Hamburg. Die 100 großen Fragen des Lebens. Heute erklären Expertinnen, warum es riskant sein kann, den Kinderwunsch hinauszuschieben.

Es könnte so einfach sein. Traumprinz trifft Traumprinzessin, sie verlieben sich, möchten ein gemeinsames Kind, sie wird schwanger, das Baby kommt zur Welt. Und sie leben glücklich bis ans Ende ihrer Tage. Doch die Realität sieht oft anders aus.

Meine Oma hat noch zehn Kinder bekommen, meine Mutter drei, ich zwei. Wie haben sich die Geburtenraten in Deutschland allgemein entwickelt?

Prof. Birgit Pfau-Effinger: Bis 2013 war die Geburtenrate im europäischen Vergleich niedrig bei 1,4. Kürzlich ist sie etwas angestiegen auf 1,5, doch wenn man die endgültige Kinderzahl pro Frau im Durchschnitt betrachtet, so hat diese langfristig abgenommen und sinkt weiter. Außerdem ist der Anteil der kinderlosen Frauen gestiegen. Der liegt heute bei 20 Prozent, das ist tatsächlich ein Problem. Außerdem werden die Mütter immer älter. In den 60ern wurde eine Frau mit 25 schwanger, heute liegt der Durchschnitt bei 30 Jahren.
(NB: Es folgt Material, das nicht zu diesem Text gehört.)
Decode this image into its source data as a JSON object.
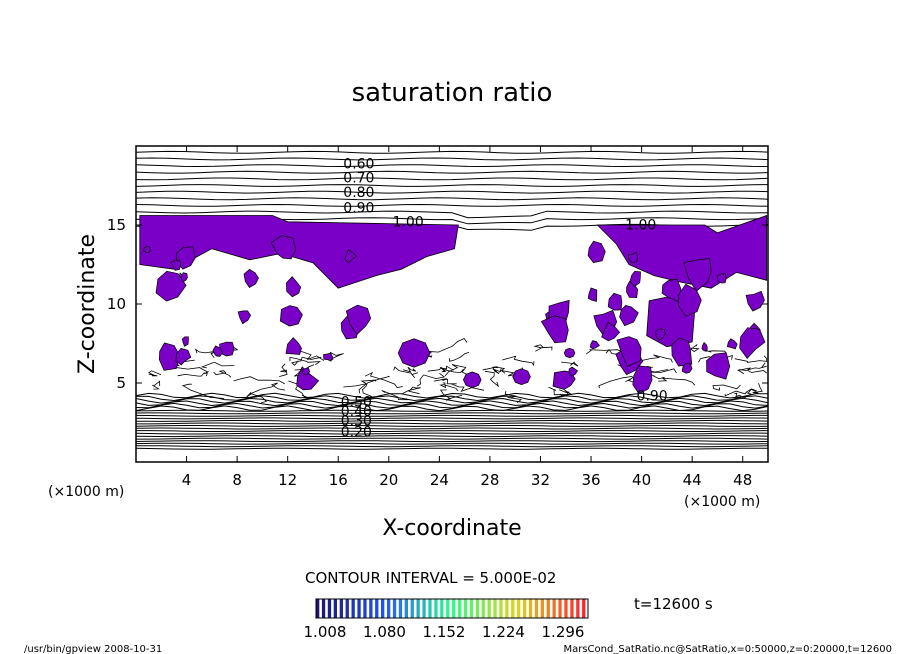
{
  "chart_data": {
    "type": "contour",
    "title": "saturation ratio",
    "xlabel": "X-coordinate",
    "ylabel": "Z-coordinate",
    "x_unit": "(×1000 m)",
    "y_unit": "(×1000 m)",
    "xlim": [
      0,
      50
    ],
    "ylim": [
      0,
      20
    ],
    "x_ticks": [
      4,
      8,
      12,
      16,
      20,
      24,
      28,
      32,
      36,
      40,
      44,
      48
    ],
    "y_ticks": [
      5,
      10,
      15
    ],
    "contour_interval": "CONTOUR INTERVAL = 5.000E-02",
    "contour_labels_upper": [
      "0.60",
      "0.70",
      "0.80",
      "0.90",
      "1.00"
    ],
    "contour_labels_lower": [
      "0.90",
      "0.50",
      "0.40",
      "0.30",
      "0.20"
    ],
    "shaded_region_label": "1.00",
    "colorbar_ticks": [
      "1.008",
      "1.080",
      "1.152",
      "1.224",
      "1.296"
    ],
    "time_label": "t=12600 s",
    "fill_color": "#7a00c8",
    "grid": false
  },
  "footer": {
    "left": "/usr/bin/gpview   2008-10-31",
    "right": "MarsCond_SatRatio.nc@SatRatio,x=0:50000,z=0:20000,t=12600"
  }
}
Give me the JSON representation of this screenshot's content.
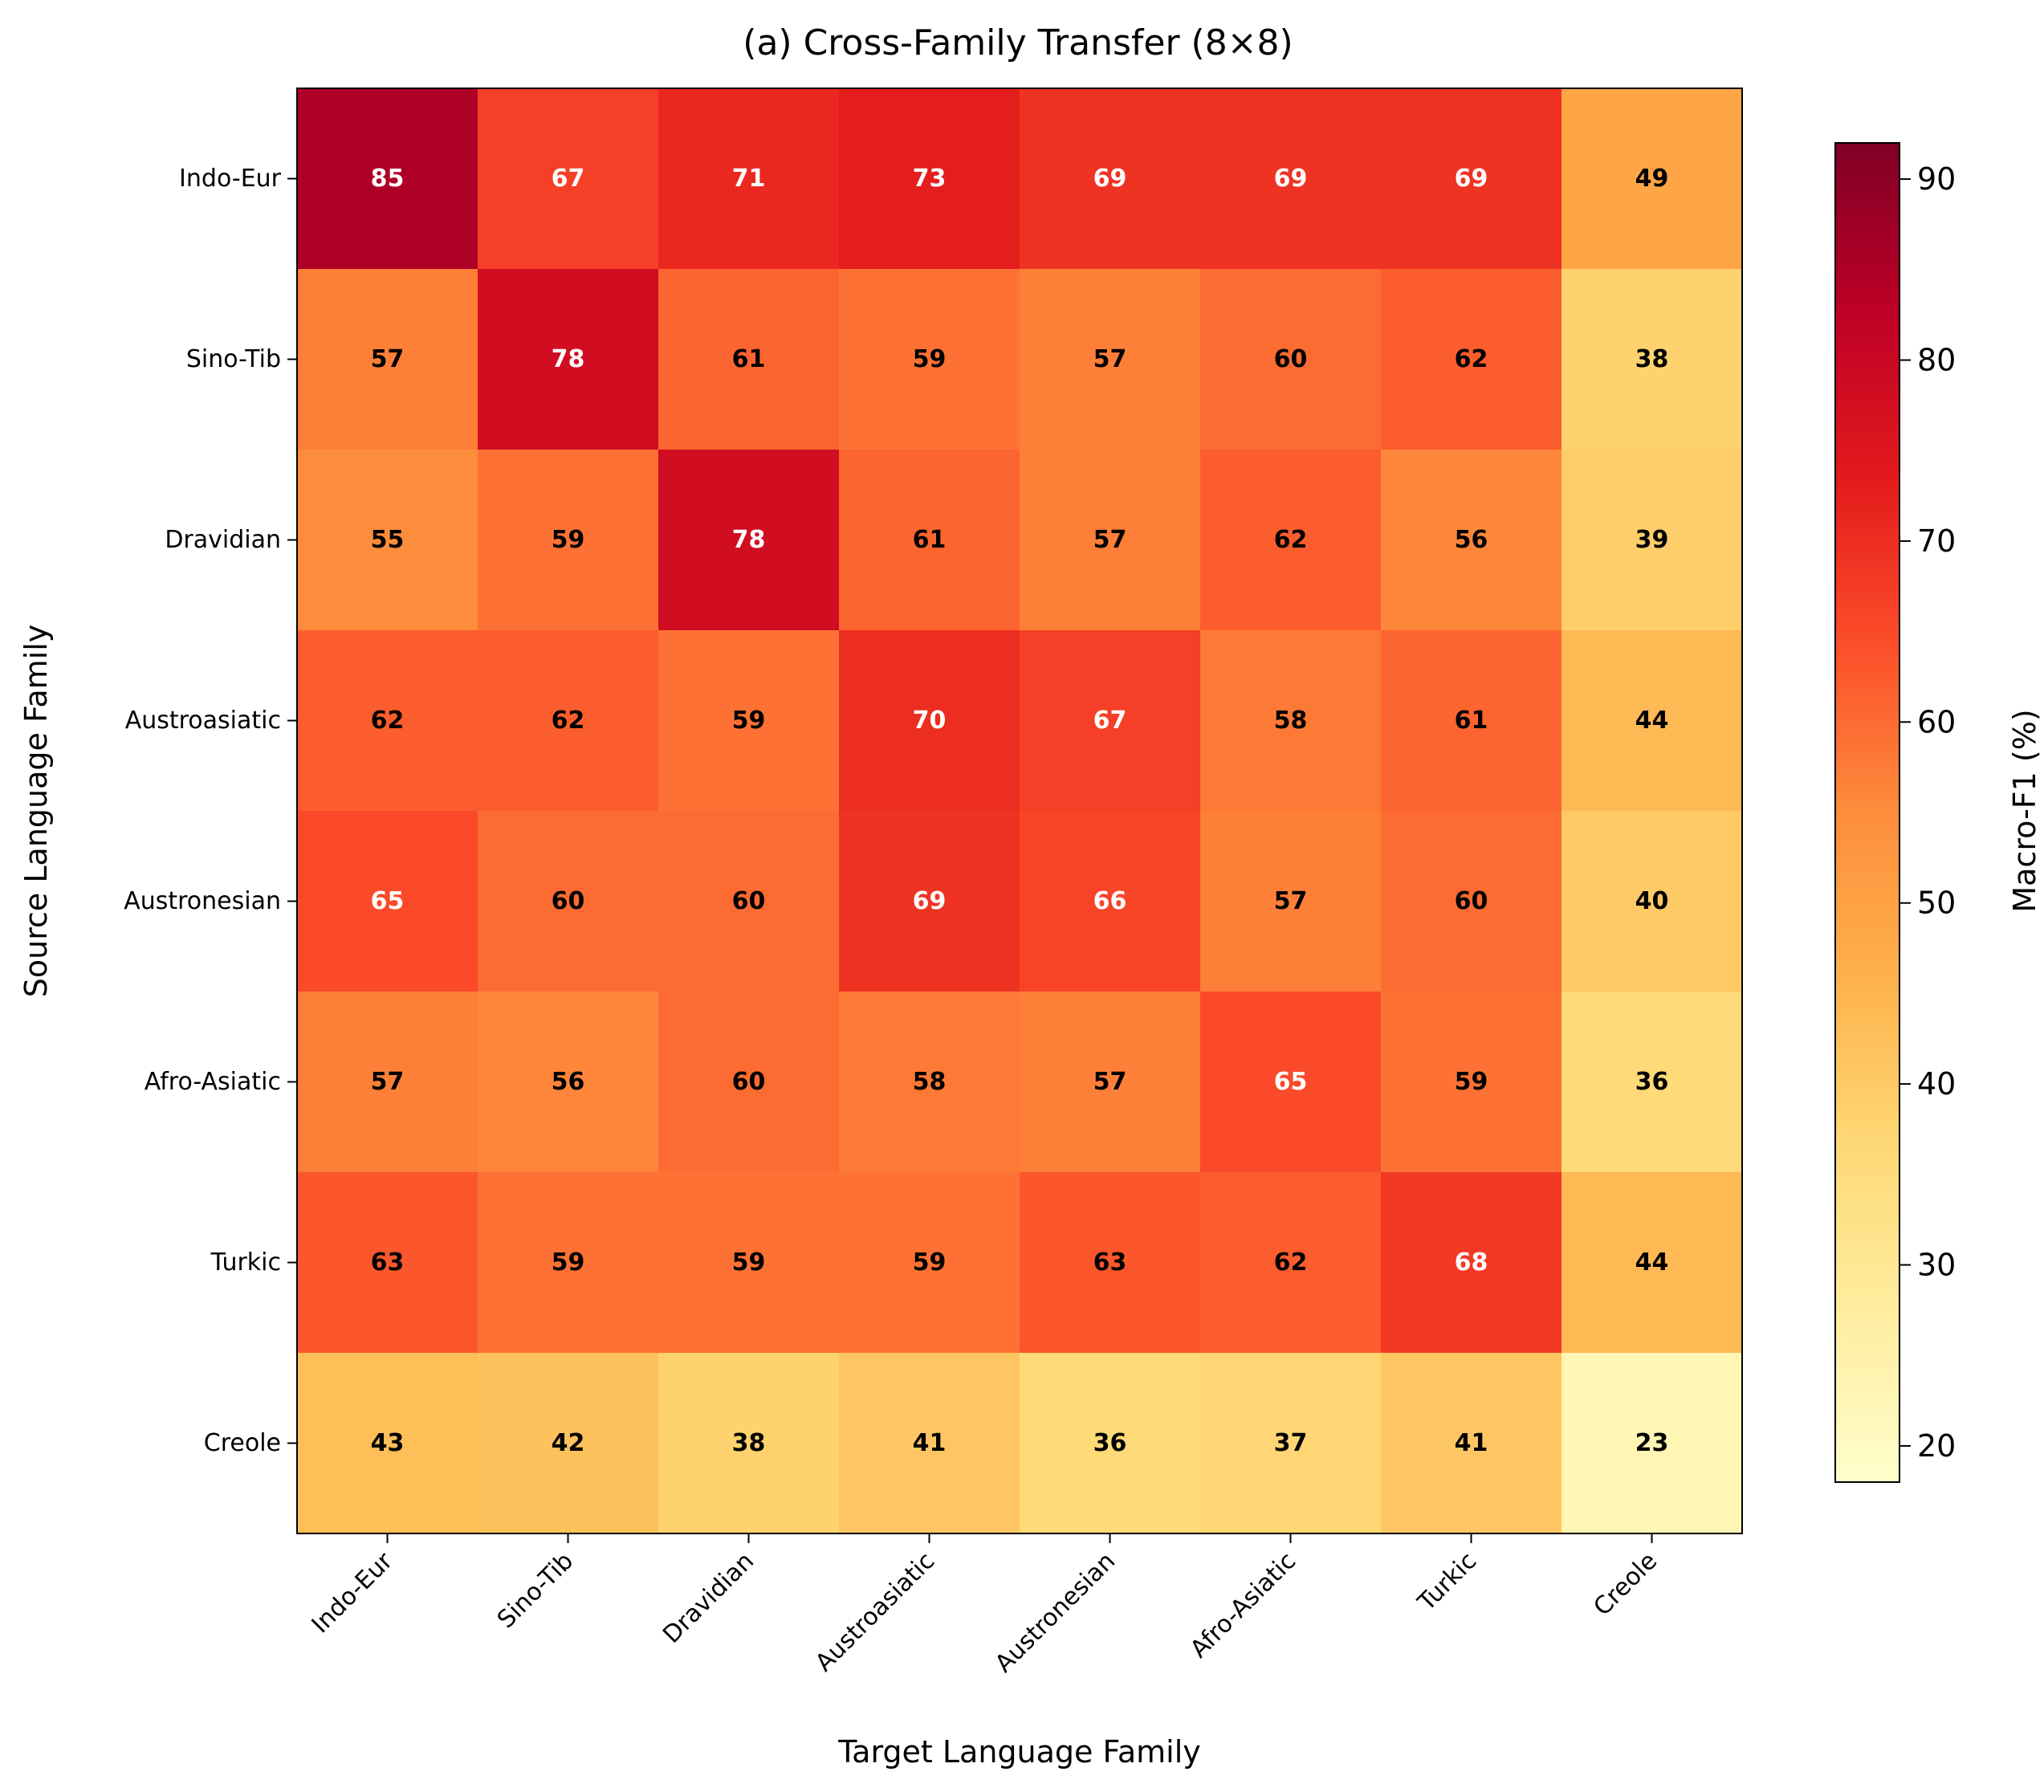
{
  "chart_data": {
    "type": "heatmap",
    "title": "(a) Cross-Family Transfer (8×8)",
    "xlabel": "Target Language Family",
    "ylabel": "Source Language Family",
    "x_categories": [
      "Indo-Eur",
      "Sino-Tib",
      "Dravidian",
      "Austroasiatic",
      "Austronesian",
      "Afro-Asiatic",
      "Turkic",
      "Creole"
    ],
    "y_categories": [
      "Indo-Eur",
      "Sino-Tib",
      "Dravidian",
      "Austroasiatic",
      "Austronesian",
      "Afro-Asiatic",
      "Turkic",
      "Creole"
    ],
    "values": [
      [
        85,
        67,
        71,
        73,
        69,
        69,
        69,
        49
      ],
      [
        57,
        78,
        61,
        59,
        57,
        60,
        62,
        38
      ],
      [
        55,
        59,
        78,
        61,
        57,
        62,
        56,
        39
      ],
      [
        62,
        62,
        59,
        70,
        67,
        58,
        61,
        44
      ],
      [
        65,
        60,
        60,
        69,
        66,
        57,
        60,
        40
      ],
      [
        57,
        56,
        60,
        58,
        57,
        65,
        59,
        36
      ],
      [
        63,
        59,
        59,
        59,
        63,
        62,
        68,
        44
      ],
      [
        43,
        42,
        38,
        41,
        36,
        37,
        41,
        23
      ]
    ],
    "colormap": "YlOrRd",
    "colormap_stops": [
      "#ffffcc",
      "#ffeda0",
      "#fed976",
      "#feb24c",
      "#fd8d3c",
      "#fc4e2a",
      "#e31a1c",
      "#bd0026",
      "#800026"
    ],
    "vmin": 18,
    "vmax": 92,
    "colorbar": {
      "label": "Macro-F1 (%)",
      "ticks": [
        20,
        30,
        40,
        50,
        60,
        70,
        80,
        90
      ]
    },
    "text_color_threshold": 65,
    "text_colors": {
      "light": "#ffffff",
      "dark": "#000000"
    }
  }
}
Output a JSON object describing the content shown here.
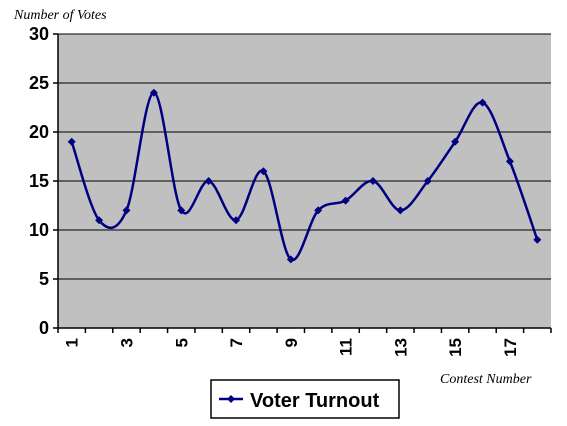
{
  "chart_data": {
    "type": "line",
    "ylabel": "Number of Votes",
    "xlabel": "Contest Number",
    "ylim": [
      0,
      30
    ],
    "yticks": [
      0,
      5,
      10,
      15,
      20,
      25,
      30
    ],
    "x": [
      1,
      2,
      3,
      4,
      5,
      6,
      7,
      8,
      9,
      10,
      11,
      12,
      13,
      14,
      15,
      16,
      17,
      18
    ],
    "xtick_labels": [
      "1",
      "3",
      "5",
      "7",
      "9",
      "11",
      "13",
      "15",
      "17"
    ],
    "series": [
      {
        "name": "Voter Turnout",
        "values": [
          19,
          11,
          12,
          24,
          12,
          15,
          11,
          16,
          7,
          12,
          13,
          15,
          12,
          15,
          19,
          23,
          17,
          9
        ]
      }
    ],
    "grid": true,
    "smooth": true,
    "legend_position": "bottom",
    "colors": {
      "plot_background": "#c0c0c0",
      "series_line": "#000080",
      "gridline": "#000000"
    }
  }
}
Welche Folgen hat das späte Kinderkriegen?

Prof. Barbara Schmalfeldt: Es gibt Untersuchungen, dass Frauen, die später Kinder bekommen, auch länger leben, weil sie biologisch etwas jünger sind und Kinder jung halten. Das klingt zunächst toll. Doch die Herausforderung ist, überhaupt noch schwanger zu werden. Wir kommen zur Welt mit einer Million Eizellen, schon zur Pubertät sind es nur noch 400.000, und die nehmen relativ schnell ab, womit die Fertilität der Frau sinkt. Ab 35 Jahren nimmt die Chance, schwanger zu werden, stark ab und wird über 40 noch mal deutlich geringer. Nur 16 Prozent der über 40-Jährigen, die schwanger werden wollen, schaffen es dann noch, also nicht einmal mehr jede Fünfte.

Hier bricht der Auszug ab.